The experience of the Saralbhanga River, which flows from Bhutan to India, shows the power of involving local people in river management.
There are 56 rivers that flow down from the Himalayan kingdom of Bhutan to the eastern state of Assam in India to meet the Brahmaputra River. The hills of Bhutan are covered with lush forests, but on the Indian side of the border there are vast tracts of dry plains with occasional patches of severely denuded forests. Not very long ago the forests were contiguous across the borders but internal migration, poverty and increasing demand for fuelwood changed the landscape drastically on the Indian side of the border.
A large share of Bhutan’s revenue comes from hydropower projects, although it has been declining over the years, from 44.6% in 2001 to 20% in 2013. Most of these hydropower projects have been developed in cooperation with India. Bhutan currently has an installed hydropower capacity of 1,488 MW, although it hopes to increase this to 20,000 MW.

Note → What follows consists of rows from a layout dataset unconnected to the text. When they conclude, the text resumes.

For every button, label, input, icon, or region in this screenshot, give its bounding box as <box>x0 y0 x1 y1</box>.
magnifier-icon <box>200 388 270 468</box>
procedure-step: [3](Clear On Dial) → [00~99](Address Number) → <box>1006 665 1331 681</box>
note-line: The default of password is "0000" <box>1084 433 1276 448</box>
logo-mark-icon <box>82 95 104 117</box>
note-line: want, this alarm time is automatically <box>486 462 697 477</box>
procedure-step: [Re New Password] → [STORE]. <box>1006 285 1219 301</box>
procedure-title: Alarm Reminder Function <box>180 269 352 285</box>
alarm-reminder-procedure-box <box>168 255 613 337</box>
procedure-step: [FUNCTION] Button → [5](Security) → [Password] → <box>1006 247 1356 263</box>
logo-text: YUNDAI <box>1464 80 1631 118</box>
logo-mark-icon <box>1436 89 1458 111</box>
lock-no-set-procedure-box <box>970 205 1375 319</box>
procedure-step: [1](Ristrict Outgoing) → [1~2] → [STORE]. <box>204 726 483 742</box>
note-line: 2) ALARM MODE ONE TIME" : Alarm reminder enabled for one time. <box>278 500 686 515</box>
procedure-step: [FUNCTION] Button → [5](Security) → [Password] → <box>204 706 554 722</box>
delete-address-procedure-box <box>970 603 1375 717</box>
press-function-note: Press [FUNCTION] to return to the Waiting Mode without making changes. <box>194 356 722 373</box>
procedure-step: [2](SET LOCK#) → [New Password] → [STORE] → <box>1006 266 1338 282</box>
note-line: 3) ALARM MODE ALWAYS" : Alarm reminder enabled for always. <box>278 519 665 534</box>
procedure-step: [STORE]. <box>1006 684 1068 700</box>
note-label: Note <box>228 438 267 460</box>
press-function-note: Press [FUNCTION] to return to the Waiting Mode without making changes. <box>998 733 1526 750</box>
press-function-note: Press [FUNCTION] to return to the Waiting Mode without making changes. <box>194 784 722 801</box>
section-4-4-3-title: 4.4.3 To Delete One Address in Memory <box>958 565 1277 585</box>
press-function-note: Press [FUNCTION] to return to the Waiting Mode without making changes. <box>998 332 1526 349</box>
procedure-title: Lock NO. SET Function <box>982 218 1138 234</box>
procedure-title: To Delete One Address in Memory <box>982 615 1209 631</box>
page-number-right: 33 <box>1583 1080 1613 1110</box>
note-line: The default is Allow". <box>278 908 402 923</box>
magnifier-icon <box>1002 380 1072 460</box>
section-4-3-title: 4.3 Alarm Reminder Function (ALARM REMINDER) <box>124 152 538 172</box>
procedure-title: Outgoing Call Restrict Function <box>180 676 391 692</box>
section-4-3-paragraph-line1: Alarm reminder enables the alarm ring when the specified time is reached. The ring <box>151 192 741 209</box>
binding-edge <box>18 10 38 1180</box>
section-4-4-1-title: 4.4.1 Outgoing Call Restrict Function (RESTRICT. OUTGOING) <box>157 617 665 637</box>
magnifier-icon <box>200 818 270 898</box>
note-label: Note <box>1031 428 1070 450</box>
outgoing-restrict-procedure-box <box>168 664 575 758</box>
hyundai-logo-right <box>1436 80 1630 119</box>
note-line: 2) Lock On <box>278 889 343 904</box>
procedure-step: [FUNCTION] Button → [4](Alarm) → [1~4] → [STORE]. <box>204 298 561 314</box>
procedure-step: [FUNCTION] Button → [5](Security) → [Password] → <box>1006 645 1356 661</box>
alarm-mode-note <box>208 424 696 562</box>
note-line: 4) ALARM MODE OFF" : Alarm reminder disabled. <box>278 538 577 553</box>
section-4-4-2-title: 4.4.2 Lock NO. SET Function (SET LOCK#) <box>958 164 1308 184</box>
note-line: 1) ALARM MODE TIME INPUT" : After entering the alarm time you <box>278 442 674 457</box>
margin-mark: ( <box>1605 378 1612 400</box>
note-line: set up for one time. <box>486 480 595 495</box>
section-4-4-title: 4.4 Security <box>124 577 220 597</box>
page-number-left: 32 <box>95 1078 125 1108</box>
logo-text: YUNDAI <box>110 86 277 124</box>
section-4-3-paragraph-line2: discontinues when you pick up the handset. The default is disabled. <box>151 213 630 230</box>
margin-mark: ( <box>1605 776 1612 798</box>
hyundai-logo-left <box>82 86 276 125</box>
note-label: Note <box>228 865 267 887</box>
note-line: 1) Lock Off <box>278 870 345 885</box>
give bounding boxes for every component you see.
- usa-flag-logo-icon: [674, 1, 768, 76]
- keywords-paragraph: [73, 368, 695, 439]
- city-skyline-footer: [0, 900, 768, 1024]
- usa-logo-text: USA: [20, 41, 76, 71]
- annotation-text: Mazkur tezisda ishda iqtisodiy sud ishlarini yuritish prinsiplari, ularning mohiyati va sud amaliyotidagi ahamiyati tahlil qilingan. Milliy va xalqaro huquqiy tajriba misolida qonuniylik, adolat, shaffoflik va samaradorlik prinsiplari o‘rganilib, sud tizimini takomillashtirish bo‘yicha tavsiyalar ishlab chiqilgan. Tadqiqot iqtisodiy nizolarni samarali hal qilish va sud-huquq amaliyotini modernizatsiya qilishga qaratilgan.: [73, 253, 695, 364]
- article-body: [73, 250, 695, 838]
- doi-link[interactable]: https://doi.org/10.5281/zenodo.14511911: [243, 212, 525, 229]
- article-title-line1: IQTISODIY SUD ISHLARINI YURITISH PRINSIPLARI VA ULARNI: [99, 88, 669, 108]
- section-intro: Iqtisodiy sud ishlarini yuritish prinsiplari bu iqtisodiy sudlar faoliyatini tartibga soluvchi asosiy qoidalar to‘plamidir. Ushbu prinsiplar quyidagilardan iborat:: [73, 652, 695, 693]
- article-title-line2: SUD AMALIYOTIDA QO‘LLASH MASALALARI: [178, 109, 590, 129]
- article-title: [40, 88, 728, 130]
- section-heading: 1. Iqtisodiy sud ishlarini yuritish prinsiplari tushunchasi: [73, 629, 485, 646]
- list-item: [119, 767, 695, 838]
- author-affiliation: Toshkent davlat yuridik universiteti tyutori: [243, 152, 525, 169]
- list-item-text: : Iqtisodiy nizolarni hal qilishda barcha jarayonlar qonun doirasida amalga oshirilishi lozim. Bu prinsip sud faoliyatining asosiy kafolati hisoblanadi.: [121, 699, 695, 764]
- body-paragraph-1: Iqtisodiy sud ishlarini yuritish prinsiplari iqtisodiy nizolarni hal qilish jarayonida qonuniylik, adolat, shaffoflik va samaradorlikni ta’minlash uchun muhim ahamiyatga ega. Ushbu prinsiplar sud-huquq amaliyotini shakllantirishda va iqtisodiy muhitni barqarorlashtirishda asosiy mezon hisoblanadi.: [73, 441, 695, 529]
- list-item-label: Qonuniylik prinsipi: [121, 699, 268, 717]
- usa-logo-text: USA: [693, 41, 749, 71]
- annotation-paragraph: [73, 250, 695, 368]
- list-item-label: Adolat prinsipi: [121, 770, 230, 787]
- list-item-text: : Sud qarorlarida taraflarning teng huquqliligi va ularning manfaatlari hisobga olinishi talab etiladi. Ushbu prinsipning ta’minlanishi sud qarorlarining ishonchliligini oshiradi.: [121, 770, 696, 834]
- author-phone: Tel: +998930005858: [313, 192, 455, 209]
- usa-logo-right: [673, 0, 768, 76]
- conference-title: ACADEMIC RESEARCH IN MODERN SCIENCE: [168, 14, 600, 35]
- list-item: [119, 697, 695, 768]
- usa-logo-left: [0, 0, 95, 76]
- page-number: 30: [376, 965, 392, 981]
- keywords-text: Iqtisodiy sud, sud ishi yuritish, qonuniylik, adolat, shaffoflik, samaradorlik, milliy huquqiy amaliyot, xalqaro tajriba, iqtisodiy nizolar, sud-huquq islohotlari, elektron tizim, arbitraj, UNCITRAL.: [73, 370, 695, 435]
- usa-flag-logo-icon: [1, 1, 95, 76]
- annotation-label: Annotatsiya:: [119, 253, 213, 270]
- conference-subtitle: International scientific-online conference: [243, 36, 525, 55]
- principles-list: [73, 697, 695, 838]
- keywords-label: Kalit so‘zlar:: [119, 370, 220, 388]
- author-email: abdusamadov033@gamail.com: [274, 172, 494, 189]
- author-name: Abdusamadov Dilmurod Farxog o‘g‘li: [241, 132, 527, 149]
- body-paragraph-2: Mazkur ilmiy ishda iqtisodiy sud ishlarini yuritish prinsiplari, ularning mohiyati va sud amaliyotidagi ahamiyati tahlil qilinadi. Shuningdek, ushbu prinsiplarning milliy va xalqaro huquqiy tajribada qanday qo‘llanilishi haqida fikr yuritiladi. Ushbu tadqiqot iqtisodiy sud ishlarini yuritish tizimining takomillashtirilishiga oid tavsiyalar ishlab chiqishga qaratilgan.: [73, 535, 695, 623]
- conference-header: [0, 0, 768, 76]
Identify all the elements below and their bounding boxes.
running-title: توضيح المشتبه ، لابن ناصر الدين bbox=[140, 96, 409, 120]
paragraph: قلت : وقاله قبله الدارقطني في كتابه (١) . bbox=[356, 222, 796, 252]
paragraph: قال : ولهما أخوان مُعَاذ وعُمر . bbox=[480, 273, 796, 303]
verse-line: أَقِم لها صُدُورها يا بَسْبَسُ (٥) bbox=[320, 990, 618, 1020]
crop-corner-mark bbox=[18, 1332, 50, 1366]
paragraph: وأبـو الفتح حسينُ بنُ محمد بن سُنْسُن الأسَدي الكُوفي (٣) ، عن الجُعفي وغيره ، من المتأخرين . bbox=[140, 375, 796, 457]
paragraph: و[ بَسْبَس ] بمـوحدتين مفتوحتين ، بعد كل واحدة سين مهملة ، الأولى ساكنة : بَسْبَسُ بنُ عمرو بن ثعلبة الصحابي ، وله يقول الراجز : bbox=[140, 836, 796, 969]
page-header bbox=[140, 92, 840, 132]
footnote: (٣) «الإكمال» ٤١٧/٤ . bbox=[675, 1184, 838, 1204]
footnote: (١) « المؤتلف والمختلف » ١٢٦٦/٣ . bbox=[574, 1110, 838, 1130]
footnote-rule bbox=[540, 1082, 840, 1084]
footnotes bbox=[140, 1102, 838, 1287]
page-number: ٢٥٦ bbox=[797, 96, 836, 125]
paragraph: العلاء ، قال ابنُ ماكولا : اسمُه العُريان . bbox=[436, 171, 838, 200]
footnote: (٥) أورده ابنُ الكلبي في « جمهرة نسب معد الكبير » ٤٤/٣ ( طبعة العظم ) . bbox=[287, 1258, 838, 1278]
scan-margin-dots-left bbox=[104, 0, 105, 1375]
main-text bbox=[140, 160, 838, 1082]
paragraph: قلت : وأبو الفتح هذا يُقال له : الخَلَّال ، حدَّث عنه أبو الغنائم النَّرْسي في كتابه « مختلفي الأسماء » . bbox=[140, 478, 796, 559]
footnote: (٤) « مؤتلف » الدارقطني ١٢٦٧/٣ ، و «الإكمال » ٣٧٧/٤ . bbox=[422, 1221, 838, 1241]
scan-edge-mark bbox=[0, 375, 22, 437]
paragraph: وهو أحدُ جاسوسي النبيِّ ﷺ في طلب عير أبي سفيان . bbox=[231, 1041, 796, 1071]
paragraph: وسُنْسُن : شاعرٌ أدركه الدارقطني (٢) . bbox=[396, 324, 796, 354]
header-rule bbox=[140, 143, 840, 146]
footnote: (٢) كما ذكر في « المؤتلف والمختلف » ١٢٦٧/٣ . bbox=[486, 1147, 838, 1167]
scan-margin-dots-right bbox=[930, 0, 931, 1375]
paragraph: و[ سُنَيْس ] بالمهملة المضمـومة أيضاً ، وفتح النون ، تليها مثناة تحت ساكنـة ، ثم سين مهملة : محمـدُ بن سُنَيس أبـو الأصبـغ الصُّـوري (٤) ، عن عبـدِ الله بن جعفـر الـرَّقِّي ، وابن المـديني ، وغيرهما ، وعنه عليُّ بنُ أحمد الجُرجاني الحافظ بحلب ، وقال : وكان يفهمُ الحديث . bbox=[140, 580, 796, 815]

Due to climate change all the rivers flowing from Bhutan to India have changed their behaviour dramatically in the last decade – with long periods of dryness, shallow flow and then repeated flash floods, followed by massive amount of silt, sand, sediments, stones and boulders hurtling downstream across the border into India, constantly altering the river’s course. This has caused hardships and misery to people on both sides of border.